# Exploratory Factor Analysis in *Your* Assessments

This assignment is a continuation of our previous assignment. Instead of using simulated data, we shall investigate the latent structures of our own psychometric assessments!

## Learning objectives

By the completion of this assignment, you should be able to:



*   Identify and justify the number of latent factors in a dataset using scree plots and parallel analyses

*   Conduct exploratory factor analysis on a dataset

* Interpret factor loadings, including identifying weak items and cross-loadings

* Evaluate the internal (latent factor) structure and construct validity of our assessments


## Load packages

As usual, we will need to install the `psych` package then load the `psych` and `tidyverse` packages.

In [None]:
## Install psych
install.packages("psych")

In [None]:
## Load packages
library(tidyverse)
library(psych)

## Load the data

Remember, each group was given a unique identifier for their items. This identifier will be how we specifically extract *your* group's data (i.e., items). This first chunk will load all of the data from our class survey.

**Data Structure**
- These data are in "wide" format wherein each respondent is placed on a row and their columns represent responses to each question/variable.
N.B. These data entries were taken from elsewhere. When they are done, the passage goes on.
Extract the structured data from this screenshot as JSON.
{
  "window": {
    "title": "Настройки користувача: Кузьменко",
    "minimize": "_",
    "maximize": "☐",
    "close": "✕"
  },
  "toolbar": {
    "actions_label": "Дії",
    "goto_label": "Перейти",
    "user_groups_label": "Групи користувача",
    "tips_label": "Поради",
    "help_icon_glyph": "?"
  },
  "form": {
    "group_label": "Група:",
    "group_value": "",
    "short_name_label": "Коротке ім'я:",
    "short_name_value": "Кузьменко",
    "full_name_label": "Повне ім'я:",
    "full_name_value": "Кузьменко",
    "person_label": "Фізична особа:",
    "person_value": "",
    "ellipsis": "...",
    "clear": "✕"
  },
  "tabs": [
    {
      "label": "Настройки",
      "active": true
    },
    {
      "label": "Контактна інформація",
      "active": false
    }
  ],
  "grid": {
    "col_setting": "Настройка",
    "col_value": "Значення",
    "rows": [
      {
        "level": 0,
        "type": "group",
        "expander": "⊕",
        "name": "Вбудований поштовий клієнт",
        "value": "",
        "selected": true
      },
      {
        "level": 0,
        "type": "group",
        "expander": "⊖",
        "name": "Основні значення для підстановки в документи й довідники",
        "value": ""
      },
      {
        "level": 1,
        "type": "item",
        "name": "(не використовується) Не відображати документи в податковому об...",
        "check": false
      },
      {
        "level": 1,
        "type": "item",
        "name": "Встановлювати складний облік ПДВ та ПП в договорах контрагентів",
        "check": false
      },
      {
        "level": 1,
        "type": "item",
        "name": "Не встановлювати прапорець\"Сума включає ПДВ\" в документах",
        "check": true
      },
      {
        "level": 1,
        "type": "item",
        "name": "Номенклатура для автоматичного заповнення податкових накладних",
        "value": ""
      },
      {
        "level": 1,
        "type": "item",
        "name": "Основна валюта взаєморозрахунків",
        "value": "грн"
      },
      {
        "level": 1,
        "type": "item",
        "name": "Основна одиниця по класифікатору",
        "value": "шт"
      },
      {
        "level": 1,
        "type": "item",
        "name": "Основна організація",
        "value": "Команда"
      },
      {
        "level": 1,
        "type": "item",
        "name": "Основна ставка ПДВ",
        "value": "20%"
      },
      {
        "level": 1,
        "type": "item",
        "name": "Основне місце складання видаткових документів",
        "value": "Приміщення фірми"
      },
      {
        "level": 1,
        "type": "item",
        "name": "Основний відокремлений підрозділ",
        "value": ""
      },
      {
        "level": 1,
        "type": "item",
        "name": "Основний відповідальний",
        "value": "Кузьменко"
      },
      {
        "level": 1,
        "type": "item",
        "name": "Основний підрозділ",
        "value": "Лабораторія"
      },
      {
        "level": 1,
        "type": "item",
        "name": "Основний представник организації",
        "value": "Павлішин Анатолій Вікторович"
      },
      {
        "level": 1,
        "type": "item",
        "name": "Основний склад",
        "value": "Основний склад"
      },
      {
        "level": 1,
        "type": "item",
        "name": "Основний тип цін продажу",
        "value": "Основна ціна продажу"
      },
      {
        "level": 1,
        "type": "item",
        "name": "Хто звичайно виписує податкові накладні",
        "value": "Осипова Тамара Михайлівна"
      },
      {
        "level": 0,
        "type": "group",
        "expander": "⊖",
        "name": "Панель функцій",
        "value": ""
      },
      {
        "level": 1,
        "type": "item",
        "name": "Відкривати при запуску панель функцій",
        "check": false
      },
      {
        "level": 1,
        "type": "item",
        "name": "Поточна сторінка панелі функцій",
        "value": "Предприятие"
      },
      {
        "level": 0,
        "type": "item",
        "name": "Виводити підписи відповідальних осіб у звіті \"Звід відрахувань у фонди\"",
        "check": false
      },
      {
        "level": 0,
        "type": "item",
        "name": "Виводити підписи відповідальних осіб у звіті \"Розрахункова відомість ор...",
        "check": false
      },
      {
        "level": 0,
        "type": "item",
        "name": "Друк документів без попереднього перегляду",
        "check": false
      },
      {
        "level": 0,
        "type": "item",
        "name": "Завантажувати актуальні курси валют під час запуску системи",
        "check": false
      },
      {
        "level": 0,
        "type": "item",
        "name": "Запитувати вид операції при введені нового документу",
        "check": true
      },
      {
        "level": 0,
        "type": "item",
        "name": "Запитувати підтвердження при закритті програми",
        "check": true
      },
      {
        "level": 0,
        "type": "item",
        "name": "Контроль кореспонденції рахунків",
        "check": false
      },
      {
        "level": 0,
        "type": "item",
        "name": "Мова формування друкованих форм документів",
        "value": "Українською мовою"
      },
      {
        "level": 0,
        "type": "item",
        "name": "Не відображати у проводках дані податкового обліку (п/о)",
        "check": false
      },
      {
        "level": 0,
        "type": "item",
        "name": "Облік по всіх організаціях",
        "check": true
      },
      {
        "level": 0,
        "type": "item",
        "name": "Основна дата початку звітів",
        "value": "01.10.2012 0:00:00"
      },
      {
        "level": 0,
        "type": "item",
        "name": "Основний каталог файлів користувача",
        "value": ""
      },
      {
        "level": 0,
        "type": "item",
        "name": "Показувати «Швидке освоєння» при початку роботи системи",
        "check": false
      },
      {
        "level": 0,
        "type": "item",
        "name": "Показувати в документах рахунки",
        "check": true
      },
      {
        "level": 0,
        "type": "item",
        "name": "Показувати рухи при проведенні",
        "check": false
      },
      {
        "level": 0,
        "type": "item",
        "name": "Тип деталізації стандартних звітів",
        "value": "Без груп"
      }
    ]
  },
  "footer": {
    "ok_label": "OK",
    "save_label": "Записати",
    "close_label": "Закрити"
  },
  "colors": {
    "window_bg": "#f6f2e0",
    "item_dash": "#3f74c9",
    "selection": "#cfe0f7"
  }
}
- All items have been recoded into numeric values for you. The lowest response option (e.g., "Strongly disagree") was converted to a 1 and the highest (e.g., "Strongly agree") to the highest value (e.g., 5 or 7).

- Columns represent individual items/variables.

In [None]:
## Load data
## Set the URL to Casey's GitHub page where the dataset is located
FileURL <- "https://raw.githubusercontent.com/CaseyGio/Psyc6263/refs/heads/main/Datasets/QualtricsData.csv"
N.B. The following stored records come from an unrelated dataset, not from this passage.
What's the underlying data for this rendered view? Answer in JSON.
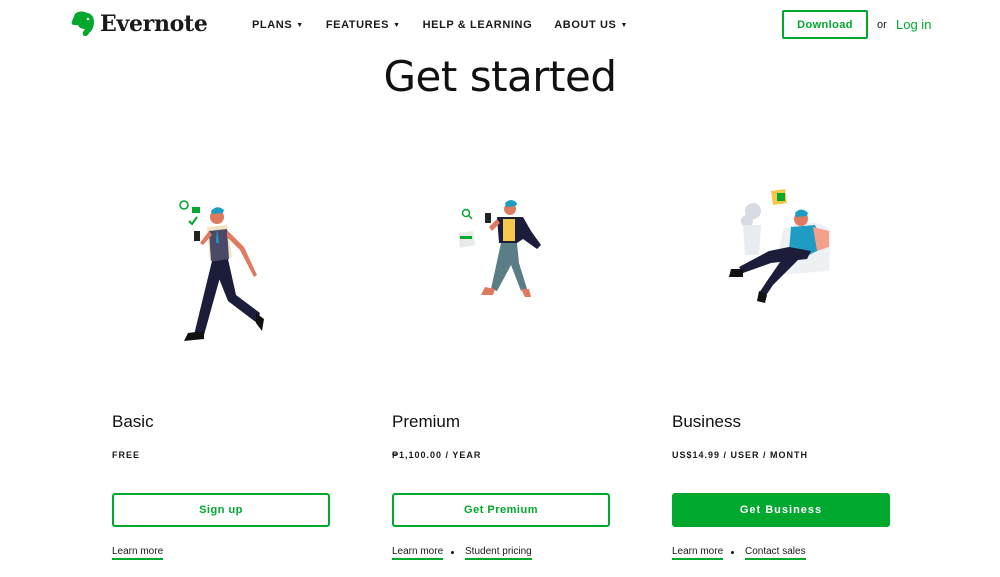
{
  "brand": {
    "name": "Evernote",
    "accent": "#00a82d"
  },
  "nav": {
    "items": [
      {
        "label": "PLANS",
        "has_menu": true
      },
      {
        "label": "FEATURES",
        "has_menu": true
      },
      {
        "label": "HELP & LEARNING",
        "has_menu": false
      },
      {
        "label": "ABOUT US",
        "has_menu": true
      }
    ],
    "download_label": "Download",
    "or_label": "or",
    "login_label": "Log in"
  },
  "page_title": "Get started",
  "plans": [
    {
      "name": "Basic",
      "price": "FREE",
      "cta": "Sign up",
      "cta_style": "outline",
      "links": [
        "Learn more"
      ],
      "illustration": "walking-man-illustration"
    },
    {
      "name": "Premium",
      "price": "₱1,100.00 / YEAR",
      "cta": "Get Premium",
      "cta_style": "outline",
      "links": [
        "Learn more",
        "Student pricing"
      ],
      "illustration": "walking-woman-illustration"
    },
    {
      "name": "Business",
      "price": "US$14.99 / USER / MONTH",
      "cta": "Get Business",
      "cta_style": "solid",
      "links": [
        "Learn more",
        "Contact sales"
      ],
      "illustration": "sitting-man-illustration"
    }
  ]
}
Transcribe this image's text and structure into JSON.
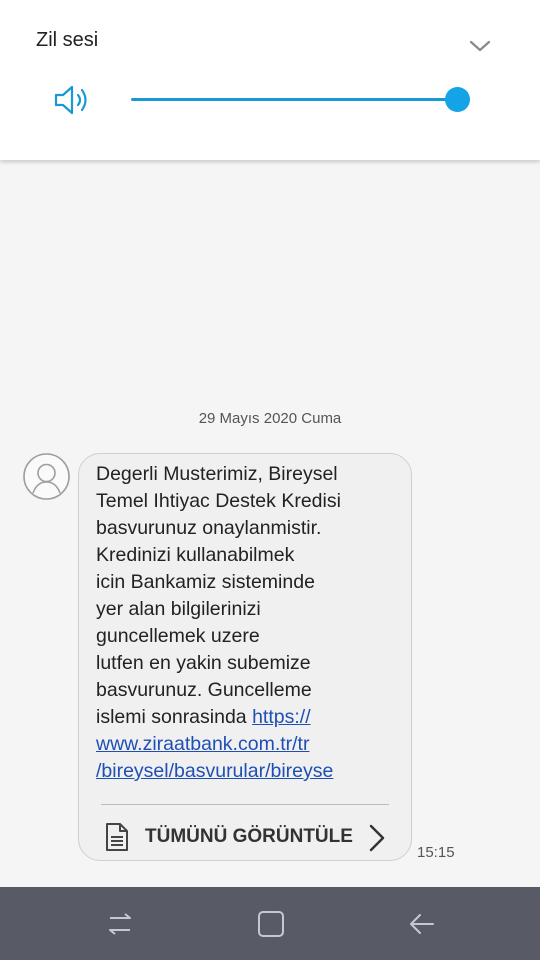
{
  "volume": {
    "title": "Zil sesi",
    "level": 1.0,
    "icons": {
      "speaker": "speaker-icon",
      "collapse": "chevron-down-icon"
    },
    "accent_color": "#14a3e6"
  },
  "conversation": {
    "date": "29 Mayıs 2020 Cuma",
    "message": {
      "text": "Degerli Musterimiz, Bireysel\nTemel Ihtiyac Destek Kredisi\nbasvurunuz onaylanmistir.\nKredinizi kullanabilmek\nicin Bankamiz sisteminde\nyer alan bilgilerinizi\nguncellemek uzere\nlutfen en yakin subemize\nbasvurunuz. Guncelleme\nislemi sonrasinda ",
      "link": "https://\nwww.ziraatbank.com.tr/tr\n/bireysel/basvurular/bireyse",
      "view_all_label": "TÜMÜNÜ GÖRÜNTÜLE",
      "time": "15:15",
      "link_color": "#1f4fb5"
    }
  },
  "navigation": {
    "buttons": [
      "recent-apps-icon",
      "home-icon",
      "back-icon"
    ],
    "background_color": "#585a66"
  }
}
## Read the csv file from GitHub and create a new object
QualtricsData <- read_csv(url(FileURL))

## View the first few rows of data
QualtricsData %>% head(n = 10)

## 1) Review: Which items were previously identified as *potentially problematic*?
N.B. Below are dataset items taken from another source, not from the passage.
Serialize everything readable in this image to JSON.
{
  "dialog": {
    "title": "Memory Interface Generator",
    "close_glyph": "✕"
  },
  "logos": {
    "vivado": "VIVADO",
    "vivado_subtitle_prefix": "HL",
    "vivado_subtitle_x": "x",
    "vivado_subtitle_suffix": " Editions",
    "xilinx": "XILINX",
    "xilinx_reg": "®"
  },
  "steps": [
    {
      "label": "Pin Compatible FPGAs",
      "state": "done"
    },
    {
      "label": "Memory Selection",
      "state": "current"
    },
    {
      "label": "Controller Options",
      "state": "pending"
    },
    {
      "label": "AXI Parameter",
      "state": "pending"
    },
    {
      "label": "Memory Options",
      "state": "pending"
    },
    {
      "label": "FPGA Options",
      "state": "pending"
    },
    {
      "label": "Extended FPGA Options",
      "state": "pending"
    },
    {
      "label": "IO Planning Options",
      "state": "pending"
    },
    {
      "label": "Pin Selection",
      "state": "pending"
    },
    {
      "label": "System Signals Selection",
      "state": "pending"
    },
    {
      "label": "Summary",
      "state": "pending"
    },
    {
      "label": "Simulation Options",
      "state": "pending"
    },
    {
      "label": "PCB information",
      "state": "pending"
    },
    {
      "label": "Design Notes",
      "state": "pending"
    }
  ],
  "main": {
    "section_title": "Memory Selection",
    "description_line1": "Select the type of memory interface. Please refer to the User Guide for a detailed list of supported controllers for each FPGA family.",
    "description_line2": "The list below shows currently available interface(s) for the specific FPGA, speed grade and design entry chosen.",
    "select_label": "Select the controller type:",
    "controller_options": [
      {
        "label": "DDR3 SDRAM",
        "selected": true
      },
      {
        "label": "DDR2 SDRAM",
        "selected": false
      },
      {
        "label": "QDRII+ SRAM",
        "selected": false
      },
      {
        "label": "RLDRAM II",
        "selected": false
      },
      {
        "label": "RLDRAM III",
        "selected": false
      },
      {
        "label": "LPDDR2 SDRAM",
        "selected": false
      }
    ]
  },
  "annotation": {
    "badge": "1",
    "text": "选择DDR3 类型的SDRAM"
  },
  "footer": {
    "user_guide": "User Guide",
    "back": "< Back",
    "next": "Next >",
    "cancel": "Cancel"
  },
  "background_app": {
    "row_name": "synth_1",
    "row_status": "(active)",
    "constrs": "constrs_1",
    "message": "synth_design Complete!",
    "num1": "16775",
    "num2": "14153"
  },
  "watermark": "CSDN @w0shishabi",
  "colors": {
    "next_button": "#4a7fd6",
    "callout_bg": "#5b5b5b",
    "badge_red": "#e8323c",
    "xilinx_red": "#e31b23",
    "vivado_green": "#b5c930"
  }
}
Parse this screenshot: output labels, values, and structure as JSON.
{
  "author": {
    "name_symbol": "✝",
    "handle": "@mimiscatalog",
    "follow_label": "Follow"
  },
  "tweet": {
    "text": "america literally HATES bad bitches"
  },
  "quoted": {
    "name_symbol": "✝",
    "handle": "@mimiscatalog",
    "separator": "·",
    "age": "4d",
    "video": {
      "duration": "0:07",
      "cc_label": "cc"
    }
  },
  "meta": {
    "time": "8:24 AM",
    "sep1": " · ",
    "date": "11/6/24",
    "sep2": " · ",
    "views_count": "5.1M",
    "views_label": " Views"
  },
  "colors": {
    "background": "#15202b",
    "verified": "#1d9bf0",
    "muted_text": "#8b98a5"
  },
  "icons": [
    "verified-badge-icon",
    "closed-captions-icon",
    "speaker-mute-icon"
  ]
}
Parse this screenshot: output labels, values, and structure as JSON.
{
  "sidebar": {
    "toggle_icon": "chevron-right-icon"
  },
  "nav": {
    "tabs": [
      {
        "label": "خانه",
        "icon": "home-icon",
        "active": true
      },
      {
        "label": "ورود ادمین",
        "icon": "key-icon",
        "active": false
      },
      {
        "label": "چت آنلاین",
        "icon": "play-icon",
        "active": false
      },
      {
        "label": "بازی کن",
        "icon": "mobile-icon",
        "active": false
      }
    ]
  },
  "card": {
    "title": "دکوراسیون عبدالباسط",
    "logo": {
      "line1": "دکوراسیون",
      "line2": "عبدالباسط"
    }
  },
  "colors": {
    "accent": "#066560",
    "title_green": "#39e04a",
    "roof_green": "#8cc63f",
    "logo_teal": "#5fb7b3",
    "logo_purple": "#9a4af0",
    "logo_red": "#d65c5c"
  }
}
We have done several rounds of analyses on this dataset by now. Please draw upon past submissions (i.e., look back at your previous work) to remind us which items, across analyses, were identified as potentially problematic.

1a) Which items from the item-analyses (i.e., descriptive stats, item difficulty/discrimination) were identified as potentially problematic?

1b) Which items from the reliability analyses were identified as potentially problematic?

[You may edit this textbox to include your answers here]

## 2) Create a correlation matrix (without a total score)

Exploratory factor analyses rely on correlation matrices. We do not want to include a total/overall score in our correlation matrix because that is not an observed item we collected.

Create an object to store your correlation matrix

In [None]:
## Create correlation matrix


## 3) Create a Scree Plot

The first method to determining the number of latent factors we'll explore is the scree plot.

In [None]:
## Create the scree plot


## 4) Conduct parallel analysis

The second method will be the parallel analyses. Use the `fa.parallel()` function from the `psych` package. Remember to examine the FA Actual and FA Simulated data, **not** the PC Actual/Simulated.

In [None]:
## Condcut parallel analysis


## 5) Determine the number of factors

Based on both methods above, determine how many factors we should retain in our dataset. Briefly defend your stance.

[You may edit this text box for your answer]

## 6) Conduct exploratory factor analysis

Using the `fa()` function from the `psych` package, conduct exploratory factor analysis. Remember to specify the following arguments:
*   `nfactors`: Set this argument to the number of factors identified above.
*   `rotate`: *If we need a factor rotation*, start with an oblique rotation, such as "oblimin" or "geominQ".
*   `fm`: Set the factor method to "ols"

Please print out the factor **loadings** and, if we applied a factor rotation, the factor correlation matrix (the Phi matrix, see the demonstration).

In [None]:
## Conduct EFA


## 7) Interpret our results

Based on our all of our factor analysis results, interpret your results by answering the following prompts:

* How many latent factors were found? If multiple factors were found, was the factor correlation sufficiently large to suggest that an oblique rotation was necessary?

* Which factor(s) are each item best representing? Stated differently, what factor has the largest factor loading for each item?

* Are there any items that are "bad" (e.g., weak primary factor loading and/or cross-loadings)? If so, which items and briefly state how they are "bad."

[You may edit this textbox to answer the prompts]